Ce fonctionnaire sans histoire chargé du budget au conseil départemental des Yvelines à Versailles, titulaire d’un DESS de droit public, 2 700 euros de salaire (avant impôts), vit à l’autre bout du RER C, à Brétigny-sur-Orge (Essonne), avec sa femme et un fils handicapé à 85 %, qui nécessite un accompagnant au quotidien et entraîne beaucoup de frais non remboursés par la Sécurité sociale. Auxquels il faut ajouter ceux dus à l’hospitalisation de sa mère en unité de soins longue durée.

« Je suis dans une situation financière difficile, je suis influencé par les mouvements des gilets jaunes, je me suis révolté », explique Christian P. « Les faits sont consternants, ils sont une insulte à l’Histoire, à un peuple qui a souffert, à nos valeurs. Et dangereux, compte tenu du contexte social agité », s’émeut la procureure, néanmoins contrainte de s’en tenir au chef de la prévention au moment de réclamer six mois avec sursis : « Ce qui lui est reproché, ce sont des dégradations de biens d’utilité publique, au préjudice de la SNCF et des passagers qui n’ont pas à assister à ce genre de spectacle. » Son avocate « ne cache pas » qu’elle s’« interroge sur les raisons » qui ont poussé son client à de tels actes, et plaide le « coup de folie ». « Il n’y a pas eu d’expertise psychiatrique dans ce dossier, alors que la question se pose », concède le tribunal.

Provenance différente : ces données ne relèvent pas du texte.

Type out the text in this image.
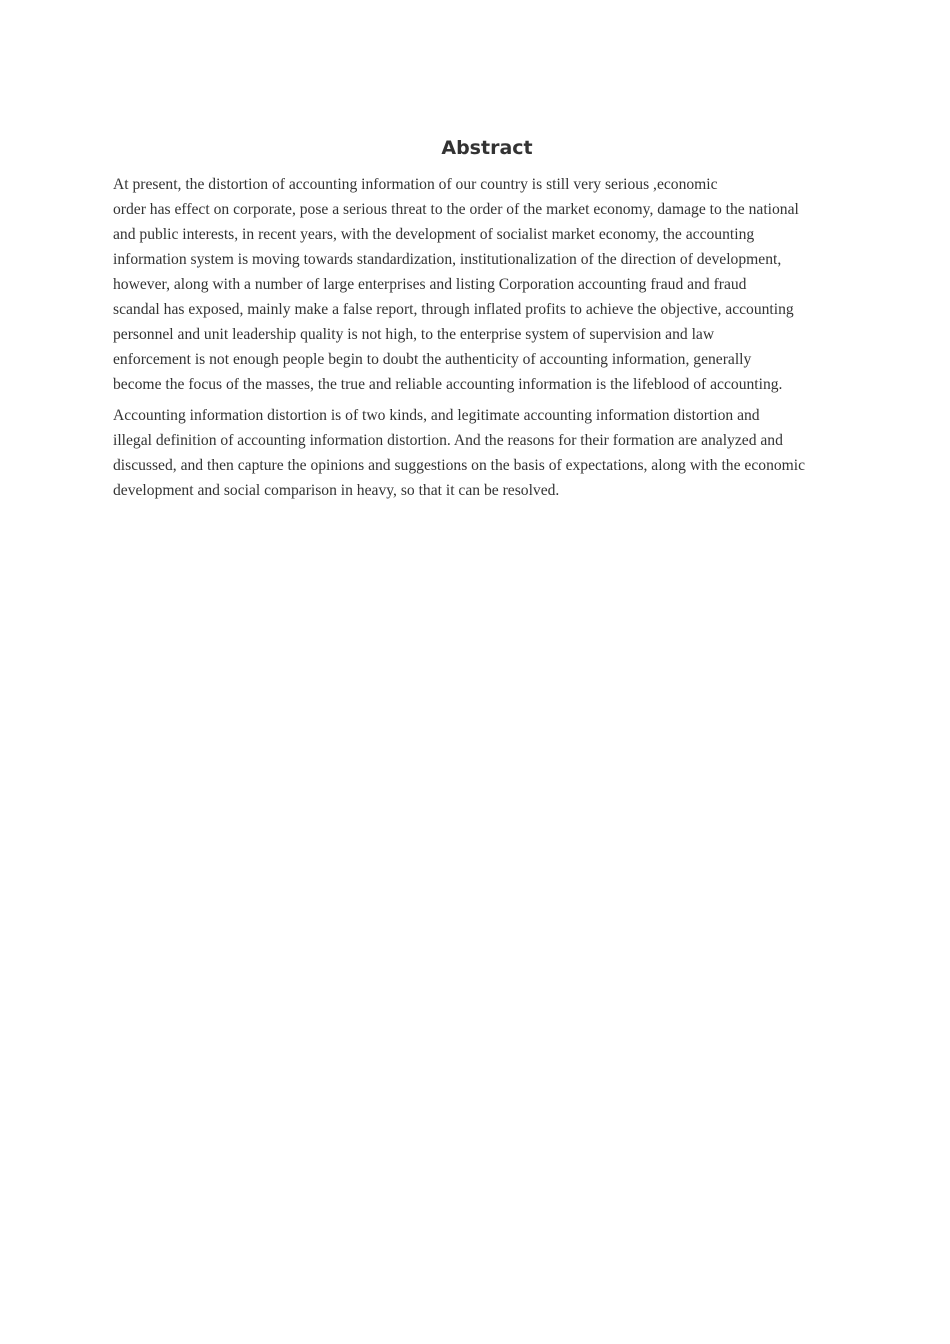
Abstract

At present, the distortion of accounting information of our country is still very serious ,economic
order has effect on corporate, pose a serious threat to the order of the market economy, damage to the national
and public interests, in recent years, with the development of socialist market economy, the accounting
information system is moving towards standardization, institutionalization of the direction of development,
however, along with a number of large enterprises and listing Corporation accounting fraud and fraud
scandal has exposed, mainly make a false report, through inflated profits to achieve the objective, accounting
personnel and unit leadership quality is not high, to the enterprise system of supervision and law
enforcement is not enough people begin to doubt the authenticity of accounting information, generally
become the focus of the masses, the true and reliable accounting information is the lifeblood of accounting.

Accounting information distortion is of two kinds, and legitimate accounting information distortion and
illegal definition of accounting information distortion. And the reasons for their formation are analyzed and
discussed, and then capture the opinions and suggestions on the basis of expectations, along with the economic
development and social comparison in heavy, so that it can be resolved.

« Je ne suis pas antisémite », tient à préciser une nouvelle fois le prévenu. La perquisition à son domicile, où son ordinateur et sa bibliothèque ont été fouillés, n’a en tout cas rien révélé permettant de l’affirmer. Et puis, assure-t-il en conclusion, comme gage de sa bonne foi, « j’ai été détaché à l’office national des anciens combattants dans l’Essonne. Dans ce cadre, j’ai organisé des expositions photos pour lutter contre l’antisémitisme, en collaboration avec M. Serfaty, le rabbin de Ris-Orangis. » Sa condamnation ne sera pas inscrite au bulletin B2 de son casier judiciaire, de sorte qu’il pourra conserver son emploi.